In 2022, and under the leadership of a team led by HASTAC Co-Director Jacqueline Wernimont, originally at ASU and then moved to Dartmouth College, HASTAC.org moved its very rickety and antiquated Drupal site to the Humanities Commons to become HASTAC Commons. We continue to be co-directed by Jacque at Dartmouth and the Graduate Center CUNY, with myself as cofounder and codirector and Dr. Adashima Oyo as HASTAC’s Director of Programs and Administration) and also by the leadership of the Humanities Commons, directed by Kathleen Fitzpatrick and her incredible team.

Our conferences have always been hosted by a guest institution. Yes, we’ll be putting out a call again for the next one. The topics are chosen by the host and all the arrangements are made by the host, with constant meetings with HASTAC’s central administrative team.
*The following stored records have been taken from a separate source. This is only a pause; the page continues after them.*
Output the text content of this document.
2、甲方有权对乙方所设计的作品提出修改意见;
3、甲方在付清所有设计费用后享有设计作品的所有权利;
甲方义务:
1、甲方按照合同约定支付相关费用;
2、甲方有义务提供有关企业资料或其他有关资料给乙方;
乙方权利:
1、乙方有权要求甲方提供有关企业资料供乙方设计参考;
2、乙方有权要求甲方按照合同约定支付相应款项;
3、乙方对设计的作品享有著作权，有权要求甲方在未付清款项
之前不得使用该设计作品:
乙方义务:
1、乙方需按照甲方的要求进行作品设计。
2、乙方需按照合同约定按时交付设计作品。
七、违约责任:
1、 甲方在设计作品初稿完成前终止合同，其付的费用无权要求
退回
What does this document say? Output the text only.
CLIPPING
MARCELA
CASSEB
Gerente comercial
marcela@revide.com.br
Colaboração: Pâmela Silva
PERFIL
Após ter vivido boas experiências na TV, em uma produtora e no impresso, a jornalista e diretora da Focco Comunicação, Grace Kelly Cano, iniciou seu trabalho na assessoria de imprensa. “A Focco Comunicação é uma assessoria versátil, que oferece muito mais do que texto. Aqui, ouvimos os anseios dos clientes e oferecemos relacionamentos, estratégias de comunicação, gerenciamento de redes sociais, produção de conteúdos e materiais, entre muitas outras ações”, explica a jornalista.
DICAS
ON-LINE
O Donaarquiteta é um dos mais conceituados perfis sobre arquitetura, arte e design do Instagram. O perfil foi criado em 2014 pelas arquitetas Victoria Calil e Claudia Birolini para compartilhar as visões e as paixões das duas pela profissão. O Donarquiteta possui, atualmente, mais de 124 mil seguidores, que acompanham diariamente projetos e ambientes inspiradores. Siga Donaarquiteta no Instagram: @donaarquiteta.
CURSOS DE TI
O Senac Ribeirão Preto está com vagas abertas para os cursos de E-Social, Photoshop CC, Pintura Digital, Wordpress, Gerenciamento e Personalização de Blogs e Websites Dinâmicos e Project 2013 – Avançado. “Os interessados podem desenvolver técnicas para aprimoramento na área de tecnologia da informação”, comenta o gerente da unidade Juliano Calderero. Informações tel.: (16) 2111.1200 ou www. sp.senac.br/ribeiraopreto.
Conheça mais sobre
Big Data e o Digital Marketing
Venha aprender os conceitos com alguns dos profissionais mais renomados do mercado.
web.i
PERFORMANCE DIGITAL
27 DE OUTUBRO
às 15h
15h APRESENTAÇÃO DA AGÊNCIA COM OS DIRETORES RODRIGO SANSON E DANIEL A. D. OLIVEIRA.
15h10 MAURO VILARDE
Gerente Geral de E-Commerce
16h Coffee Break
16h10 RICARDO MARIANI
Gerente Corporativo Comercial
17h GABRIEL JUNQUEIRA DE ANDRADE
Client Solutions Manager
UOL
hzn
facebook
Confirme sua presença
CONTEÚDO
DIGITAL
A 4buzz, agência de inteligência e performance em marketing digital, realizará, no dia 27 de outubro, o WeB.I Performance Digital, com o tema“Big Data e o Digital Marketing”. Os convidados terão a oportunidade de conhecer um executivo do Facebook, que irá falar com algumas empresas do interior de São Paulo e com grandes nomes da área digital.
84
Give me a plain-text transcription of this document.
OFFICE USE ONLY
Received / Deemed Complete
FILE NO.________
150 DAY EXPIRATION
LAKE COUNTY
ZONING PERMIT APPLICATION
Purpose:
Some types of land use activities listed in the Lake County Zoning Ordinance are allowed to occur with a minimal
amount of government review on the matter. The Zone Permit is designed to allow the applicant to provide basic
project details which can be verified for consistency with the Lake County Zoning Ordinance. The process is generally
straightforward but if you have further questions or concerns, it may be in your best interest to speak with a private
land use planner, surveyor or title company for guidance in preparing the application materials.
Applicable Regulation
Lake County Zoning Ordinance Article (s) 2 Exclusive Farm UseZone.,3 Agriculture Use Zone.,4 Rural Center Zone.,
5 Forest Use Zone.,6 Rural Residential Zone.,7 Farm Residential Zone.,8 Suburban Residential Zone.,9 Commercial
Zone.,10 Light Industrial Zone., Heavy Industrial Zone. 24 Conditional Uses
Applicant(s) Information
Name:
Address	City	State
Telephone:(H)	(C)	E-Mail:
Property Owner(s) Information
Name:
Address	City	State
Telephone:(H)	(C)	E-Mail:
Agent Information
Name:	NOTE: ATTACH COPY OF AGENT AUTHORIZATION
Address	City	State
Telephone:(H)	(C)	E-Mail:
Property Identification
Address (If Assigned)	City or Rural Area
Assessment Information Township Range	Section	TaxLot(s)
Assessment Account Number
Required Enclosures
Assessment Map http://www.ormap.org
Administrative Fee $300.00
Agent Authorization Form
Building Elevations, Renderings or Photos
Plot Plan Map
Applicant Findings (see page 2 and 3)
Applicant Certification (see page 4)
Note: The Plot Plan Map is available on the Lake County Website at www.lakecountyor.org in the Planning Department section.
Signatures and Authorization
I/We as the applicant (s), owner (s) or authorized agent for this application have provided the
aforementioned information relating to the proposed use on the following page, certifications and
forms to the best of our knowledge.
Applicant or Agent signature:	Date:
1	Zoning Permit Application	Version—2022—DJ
They are ALWAYS ambitious, always changing. 2019, the last conference before the pandemic, was in the Long House at the University of British Columbia, co-directed by Jentery Sayers (University of Victoria) and David Gaertner (Institute for Indigenous Critical Studies, UBC). This year Chris Alen Sula is the conference director and host of “Critical Making and Social Justice” at Pratt Institute—and we are beyond capacity! A great problem to have!

The image for this very hasty and impartial post is from 2013. I was asked to teach one of the first ever MOOC’s, a Coursera course on “The History and Future of Higher Education.” Instead, I offered to teach a HASTAC-driven and inspired “Meta MOOC,” a deconstructive MOOC across three universities (Duke, UC Santa Barbara, and Stanford) with our physical classes meeting together online for several sessions and then all students from all campuses serving as “mentors” for an 18,000 person Coursera MOOC where our students ran seminars and office hours literally 24/7. (Enrollment eventual was well over 100,000–wherever I travel I meet “former students” who were in this MOOC.) We did such collaborative global projects as “A History of Higher Education from the Beginnings (probably in Fez, Morocco, 800 BCE or so) to the Present and Future.” Thousands of entries, thousands of contributions worldwide. All very, very HASTAC!

Who knew we’d last 20 years! A programmer at HASTAC recently told me, “I went back and watched all the HASTAC videos, all the way back to the beginnings, 2007.” I said, but, wait, we began in 2002. He answered, “Yes, but YouTube wasn’t invented yet.” True! True. Indeed, Kevin Franklin and others took us to meet a guy with a desk in what was basically a shed to together plan HASTAC’s first “Wiki.” We launched and later that year that guy, Jimmy Wales, launched Wikipedia. Facebook didn’t exist yet–nor did its predecessor MySpace. Pioneers! We’re pioneers! And, as the vitality of this conference on “Critical Making and Social Justice” makes clear, we still have a long way to go and, with the newest panic about ChatGPT and AI looming, we have lots more work to do. Join us!